Target[Tellicast-Hermes]: `TelliCastStats hermes`
MaxBytes[Tellicast-Hermes]: 1000000
Options[Tellicast-Hermes]: unknaszero, growright, logscale, nopercent, withzeroes, perhour
YLegend[Tellicast-Hermes]: Packets / hour
ShortLegend[Tellicast-Hermes]: packets / hour
LegendI[Tellicast-Hermes]: Recovered packets
LegendO[Tellicast-Hermes]: Missed packets
Title[Tellicast-Hermes]: TelliCast Statistics - on main PC Hermes
Legend1[Tellicast-Hermes]: Recovered Data Packets
Legend2[Tellicast-Hermes]: Missed Data Packets before FEC
PageTop[Tellicast-Hermes]: <H1>TelliCast Statistics - on main PC Hermes</H1>
#---------------------------------------------------------------

 


Testing the scripts

To help you test an installation on your own system, I would first suggest getting Perl, MRTG and SNMP installed on your system, and getting the network throughput data from the DVB card correctly plotted.

Alan Banks comments: If you need to fault find the cfg file go to C:\mrtg-2.15.0\bin ( or wherever you put mrtg.cfg)

    perl mrtg mrtg.cfg

This will tell you what errors there are in the file if it wont start.  When you have it working, close the command window, re-open go to C:\mrtg-2.15.0\bin and type

    wperl mrtg mrtg.cfg

Check wperl is in processes in Task Manager and then close the cmd prompt.  [DJT note: I just use Perl and not WPerl]

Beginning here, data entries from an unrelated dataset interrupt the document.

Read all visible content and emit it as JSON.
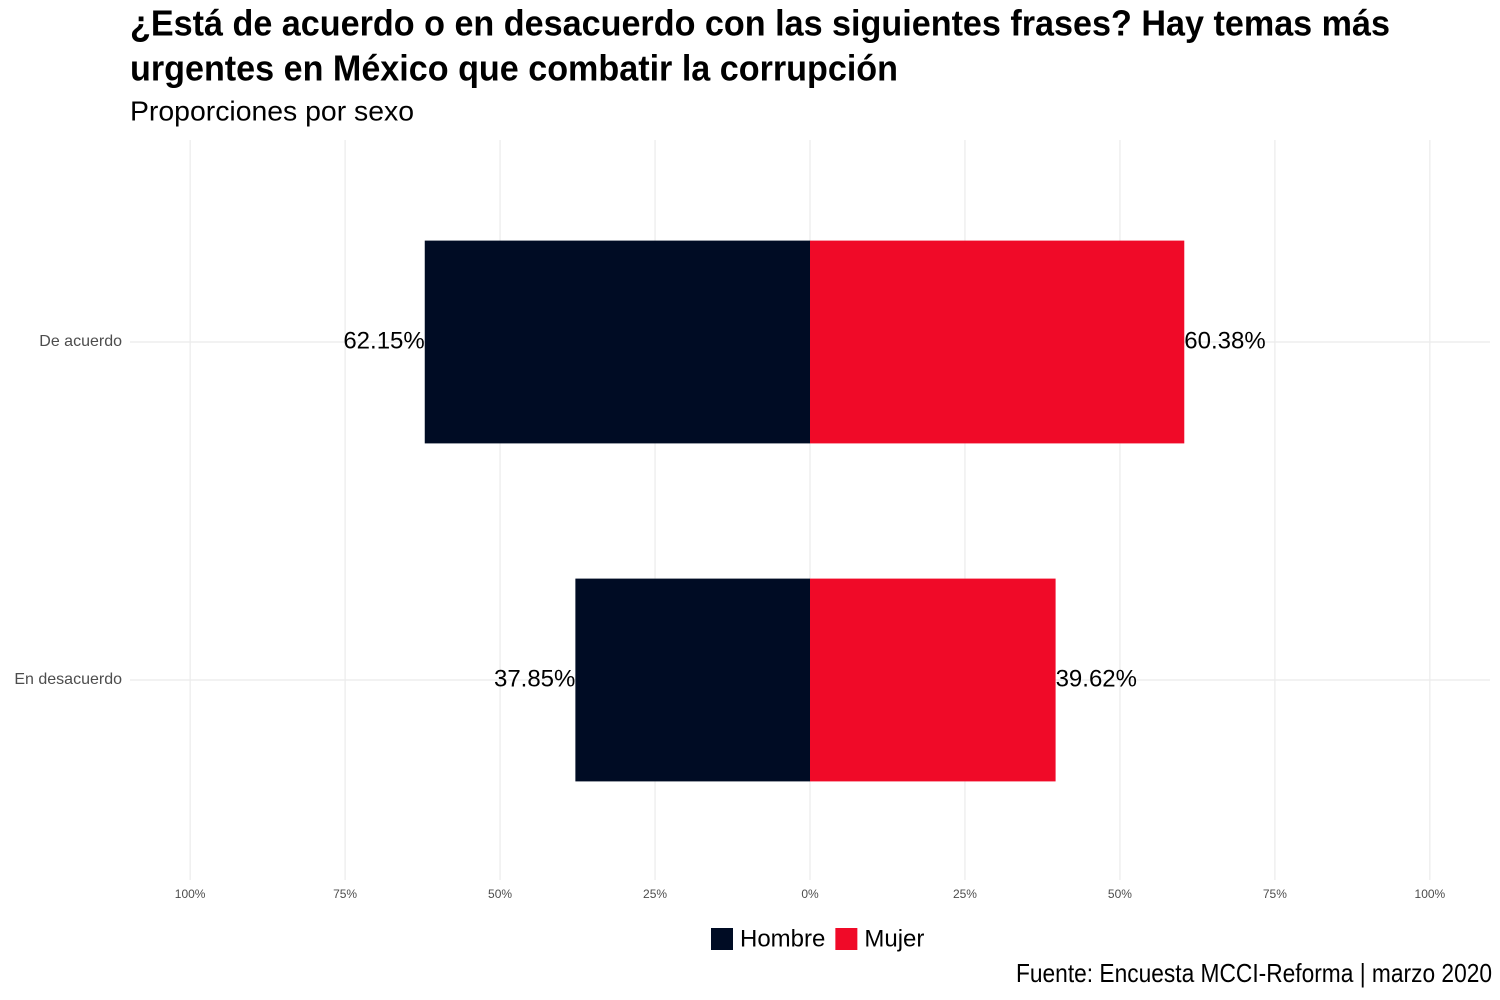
{
  "chart_data": {
    "type": "diverging_bar",
    "title": [
      "¿Está de acuerdo o en desacuerdo con las siguientes frases? Hay temas más",
      "urgentes en México que combatir la corrupción"
    ],
    "subtitle": "Proporciones por sexo",
    "caption": "Fuente: Encuesta MCCI-Reforma | marzo 2020",
    "categories": [
      "De acuerdo",
      "En desacuerdo"
    ],
    "diverging": true,
    "series": [
      {
        "name": "Hombre",
        "color": "#000c24",
        "values": [
          62.15,
          37.85
        ],
        "value_labels": [
          "62.15%",
          "37.85%"
        ]
      },
      {
        "name": "Mujer",
        "color": "#f00a28",
        "values": [
          60.38,
          39.62
        ],
        "value_labels": [
          "60.38%",
          "39.62%"
        ]
      }
    ],
    "xlim": [
      -109.7,
      109.7
    ],
    "xticks": [
      {
        "value": -100,
        "label": "100%"
      },
      {
        "value": -75,
        "label": "75%"
      },
      {
        "value": -50,
        "label": "50%"
      },
      {
        "value": -25,
        "label": "25%"
      },
      {
        "value": 0,
        "label": "0%"
      },
      {
        "value": 25,
        "label": "25%"
      },
      {
        "value": 50,
        "label": "50%"
      },
      {
        "value": 75,
        "label": "75%"
      },
      {
        "value": 100,
        "label": "100%"
      }
    ],
    "grid": true,
    "legend": "bottom"
  }
}
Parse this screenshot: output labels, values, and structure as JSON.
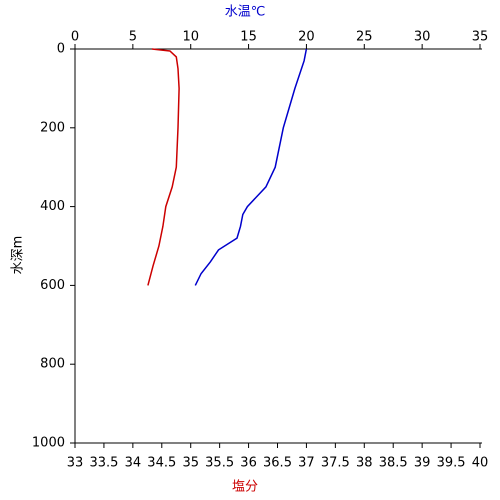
{
  "chart_data": {
    "type": "line",
    "xlabel": "塩分",
    "x2label": "水温℃",
    "ylabel": "水深m",
    "xlim": [
      33,
      40
    ],
    "xticks": [
      33,
      33.5,
      34,
      34.5,
      35,
      35.5,
      36,
      36.5,
      37,
      37.5,
      38,
      38.5,
      39,
      39.5,
      40
    ],
    "x2lim": [
      0,
      35
    ],
    "x2ticks": [
      0,
      5,
      10,
      15,
      20,
      25,
      30,
      35
    ],
    "ylim": [
      0,
      1000
    ],
    "yticks": [
      0,
      200,
      400,
      600,
      800,
      1000
    ],
    "y_inverted": true,
    "xlabel_color": "#cc0000",
    "x2label_color": "#0000cc",
    "series": [
      {
        "color": "#0000cc",
        "axis": "x2",
        "x": [
          20.0,
          19.8,
          19.0,
          18.0,
          17.3,
          16.5,
          14.9,
          14.5,
          14.3,
          14.0,
          12.4,
          11.7,
          10.9,
          10.4
        ],
        "y": [
          0,
          30,
          100,
          200,
          300,
          350,
          400,
          420,
          450,
          480,
          510,
          540,
          570,
          600
        ]
      },
      {
        "color": "#cc0000",
        "axis": "x",
        "x": [
          34.33,
          34.64,
          34.75,
          34.78,
          34.8,
          34.78,
          34.75,
          34.68,
          34.57,
          34.52,
          34.45,
          34.35,
          34.26
        ],
        "y": [
          0,
          5,
          20,
          50,
          100,
          200,
          300,
          350,
          400,
          450,
          500,
          550,
          600
        ]
      }
    ]
  }
}
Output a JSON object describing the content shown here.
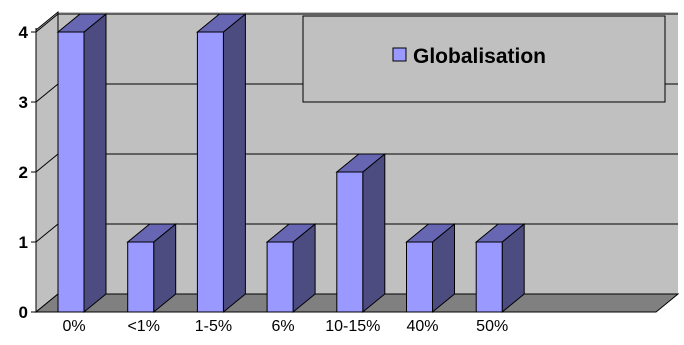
{
  "chart_data": {
    "type": "bar",
    "categories": [
      "0%",
      "<1%",
      "1-5%",
      "6%",
      "10-15%",
      "40%",
      "50%"
    ],
    "series": [
      {
        "name": "Globalisation",
        "values": [
          4,
          1,
          4,
          1,
          2,
          1,
          1
        ]
      }
    ],
    "ylim": [
      0,
      4
    ],
    "yticks": [
      "0",
      "1",
      "2",
      "3",
      "4"
    ],
    "grid": true,
    "legend_position": "top-right",
    "style": "3d-column",
    "colors": {
      "bar_front": "#9999ff",
      "bar_side": "#4c4c80",
      "bar_top": "#6666b3",
      "wall": "#c0c0c0",
      "floor": "#808080"
    }
  }
}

Once you have the throughput correctly plotting and updating, progress to the scripts above.  Here are some debugging hints:

First question

Is the SkyStar card installed in the system where you are running MRTG?  OK, I thought it was!

Second question

When you run B2STATUS.exe, does it produce something like this?

C:\> b2status -ti
************* Current Tuner information: ****************
Tuner type : Satellite
Status In Lock : YES
Signal Strength : n/s
Signal Quality : 65 %
SNR : 8.651000
BER : 0.000000
Total Blocks : n/s
Corrected Blocks : n/s
Uncorrected Blocks : 0
Settings Frequency : 10853 MHz
Symbol Rate : 27500 kS/s
FEC : 3/4
Polarity : HORIZONTAL
Modulation : n/s
Diseqc : NONE
LNB Frequ. : 9750 MHz
LNB Select. : 0 kHz
Guard Interv. : n/s
Bandwidth : n/s
*********************************************************
C:\>

It is this output which the Perl Script parses.

Third Question

Finally, running the command from the Command prompt:

perl SkyStarQualSNR.pl

should produce 4 lines of output, something like:

65
86
0
0

Please note that we have also found that the BER is almost always zero on some cards, unless the signal is about to crash completely through the floor!